XXX - Incidindo agora a nossa atenção para aquelas a que se reporta a alínea b), do n.º 3 do artigo 417 do Código de Processo Civil, temos que esse “consentimento” do lesado é relevante, apenas se colocando a questão de recurso ao princípio da proporcionalidade nos casos em que esse consentimento não é prestado, no momento processual próprio, no caso, com a apresentação da prova e/ou com o posterior exercício do contraditório.
XXXI - Neste contexto, sempre teríamos de concluir que o simples facto daquele comportamento da BB poder estar tipificado como crime, não permite concluir pela sua ilicitude e pela culpabilidade, uma vez que pode haver causas justificativas que permitam aquela gravação, como neste caso tudo aponta para existir como infra iremos referir, dado que a mesma não teve outra possibilidade de provar o que foi alegando ao longo deste processo, sem ser através da audição daquela gravação.

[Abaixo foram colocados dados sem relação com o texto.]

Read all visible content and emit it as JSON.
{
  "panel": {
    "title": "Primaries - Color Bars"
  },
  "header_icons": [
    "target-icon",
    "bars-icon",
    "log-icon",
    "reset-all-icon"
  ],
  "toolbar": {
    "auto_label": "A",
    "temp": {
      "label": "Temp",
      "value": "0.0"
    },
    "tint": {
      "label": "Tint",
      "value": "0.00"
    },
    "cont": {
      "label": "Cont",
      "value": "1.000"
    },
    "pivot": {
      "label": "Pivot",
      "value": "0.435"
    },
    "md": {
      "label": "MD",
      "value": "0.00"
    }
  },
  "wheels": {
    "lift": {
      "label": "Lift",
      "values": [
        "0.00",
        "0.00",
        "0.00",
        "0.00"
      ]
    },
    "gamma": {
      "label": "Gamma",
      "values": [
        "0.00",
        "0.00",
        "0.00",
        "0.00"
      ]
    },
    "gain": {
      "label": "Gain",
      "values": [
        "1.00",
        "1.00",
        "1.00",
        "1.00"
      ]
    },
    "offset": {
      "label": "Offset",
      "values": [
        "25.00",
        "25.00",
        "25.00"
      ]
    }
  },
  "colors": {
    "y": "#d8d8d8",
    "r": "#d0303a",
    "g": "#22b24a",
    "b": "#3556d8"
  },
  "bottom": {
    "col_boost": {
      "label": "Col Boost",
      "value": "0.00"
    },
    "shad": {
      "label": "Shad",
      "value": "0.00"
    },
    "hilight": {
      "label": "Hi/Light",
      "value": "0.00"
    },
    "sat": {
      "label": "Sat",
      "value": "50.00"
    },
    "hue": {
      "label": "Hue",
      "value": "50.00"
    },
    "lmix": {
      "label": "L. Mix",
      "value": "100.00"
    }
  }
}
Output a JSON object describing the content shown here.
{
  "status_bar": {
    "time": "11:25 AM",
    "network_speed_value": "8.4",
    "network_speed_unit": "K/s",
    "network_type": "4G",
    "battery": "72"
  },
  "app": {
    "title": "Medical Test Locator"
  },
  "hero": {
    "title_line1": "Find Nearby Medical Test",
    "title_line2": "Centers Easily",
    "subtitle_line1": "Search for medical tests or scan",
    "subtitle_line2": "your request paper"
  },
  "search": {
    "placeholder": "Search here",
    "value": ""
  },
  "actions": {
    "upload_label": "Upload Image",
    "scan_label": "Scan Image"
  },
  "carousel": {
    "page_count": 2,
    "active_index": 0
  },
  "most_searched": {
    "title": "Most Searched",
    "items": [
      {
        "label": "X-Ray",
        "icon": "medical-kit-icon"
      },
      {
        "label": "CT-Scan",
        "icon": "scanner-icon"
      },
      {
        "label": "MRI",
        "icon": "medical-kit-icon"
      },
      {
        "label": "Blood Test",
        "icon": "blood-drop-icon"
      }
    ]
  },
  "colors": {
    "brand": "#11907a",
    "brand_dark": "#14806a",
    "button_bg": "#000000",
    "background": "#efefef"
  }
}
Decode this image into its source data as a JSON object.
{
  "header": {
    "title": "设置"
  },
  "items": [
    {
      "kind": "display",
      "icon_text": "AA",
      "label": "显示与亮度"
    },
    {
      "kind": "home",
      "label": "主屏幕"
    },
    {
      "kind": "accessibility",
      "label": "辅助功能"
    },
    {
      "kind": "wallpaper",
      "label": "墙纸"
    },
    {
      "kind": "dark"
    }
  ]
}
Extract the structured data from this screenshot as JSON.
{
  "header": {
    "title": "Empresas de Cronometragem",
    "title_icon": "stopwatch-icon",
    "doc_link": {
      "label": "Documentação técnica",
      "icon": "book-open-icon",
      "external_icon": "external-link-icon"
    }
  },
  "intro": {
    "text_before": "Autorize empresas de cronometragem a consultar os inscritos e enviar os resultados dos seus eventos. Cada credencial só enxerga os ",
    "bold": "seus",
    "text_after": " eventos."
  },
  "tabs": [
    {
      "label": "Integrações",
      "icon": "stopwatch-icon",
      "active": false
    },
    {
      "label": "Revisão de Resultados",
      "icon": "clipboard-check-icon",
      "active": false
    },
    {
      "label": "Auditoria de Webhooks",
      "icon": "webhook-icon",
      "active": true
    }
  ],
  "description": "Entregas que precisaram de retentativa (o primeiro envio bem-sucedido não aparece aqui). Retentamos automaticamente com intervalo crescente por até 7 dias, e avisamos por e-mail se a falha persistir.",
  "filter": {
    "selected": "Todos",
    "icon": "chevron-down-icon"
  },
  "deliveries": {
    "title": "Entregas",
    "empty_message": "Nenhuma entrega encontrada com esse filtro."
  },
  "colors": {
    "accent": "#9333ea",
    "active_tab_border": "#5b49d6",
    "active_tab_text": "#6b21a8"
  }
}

ISTO PORQUE
XXXII - Face à especial vulnerabilidade da jovem, atenta à sua idade, a restrição da reserva sobre a intimidade da vida privada, nos termos do art. 80 do CC, não se mostra
desproporcional ao direito que se pretende alcançar, ou seja, o SUPERIOR INTERESSE DAS CRIANÇAS, estabelecido no art. 3.º n.º 2 da Convenção dos Direitos da Criança.
XXXIII - Não obstante a ilicitude na obtenção dos meios de prova, por contender com a intimidade da vida privada do aqui progenitor, já que as gravações áudio foram realizadas pela aqui jovem á revelia do pai, sem o seu consentimento ou conhecimento, o tribunal ponderando as circunstâncias concretas do caso, nomeadamente os interesses em conflito, por entender prevalecer o SUPERIOR INTERESSE DA CRIANÇA, deve admitir tais gravações.
XXXIV - Esta prova, salvo melhor opinião, merece grande relevância para descoberta da verdade, pois que permite ao tribunal percecionar em que condições assenta a relação paterno filial.
XXXV - Com efeito, das gravações são percetíveis os impropérios e as ameaças proferidas pelo pai. O desprezo e desrespeito quer pela filha, como pela progenitora e sua família.
XXXVI - Mais, o progenitor faz uso de chantagem emocional, manipulação emocional – o chamado jogo psicológico de culpabilização.
XXXVII - Além disso revela as suas frustrações de forma violenta, agredindo a jovem BB fisicamente, ouvindo-se inclusive gemidos por parte desta.
XXXVIII - Faz-se notar que, o progenitor, em momento oportuno, nomeadamente aquando da realização do debate judicial, poderá exercer plenamente o seu direito ao contraditório quanto às aludidas gravações. Podendo aí, ter possibilidade de se pronunciar sobre o respetivo conteúdo e as circunstâncias espaciotemporais em que as conversas foram registadas sem o seu conhecimento.

O progenitor respondeu ao recurso, concluindo:
i. Carece de razão a recorrente, porquanto, a decisão no que a matéria de facto e de direito diz respeito, dever ser mantida in totum por não ser suscetível de reparo ou censura alguma.
ii. Pois, o tribunal não esta vinculado a analisar e apreciar todos os argumentos, todos os raciocínios, todas as considerações, todas as razões jurídicas produzidas pelas partes, desde que não deixe de apreciar os problemas e necessários à decisão da causa. Cfr. Ac. do STJ de 26.09.95, CJ, 95, 3:22 e da RE de 24.11.94, BMJ n.º 441:420.
iii. Devendo considerar-se por não verificada qualquer nulidade da decisão recorrida.
iv. E, sem prescindir, sempre julgar-se a não admissão da prova áudio recolhida pela recorrente pela mesma consubstanciar uma prova ilegal e ilícita.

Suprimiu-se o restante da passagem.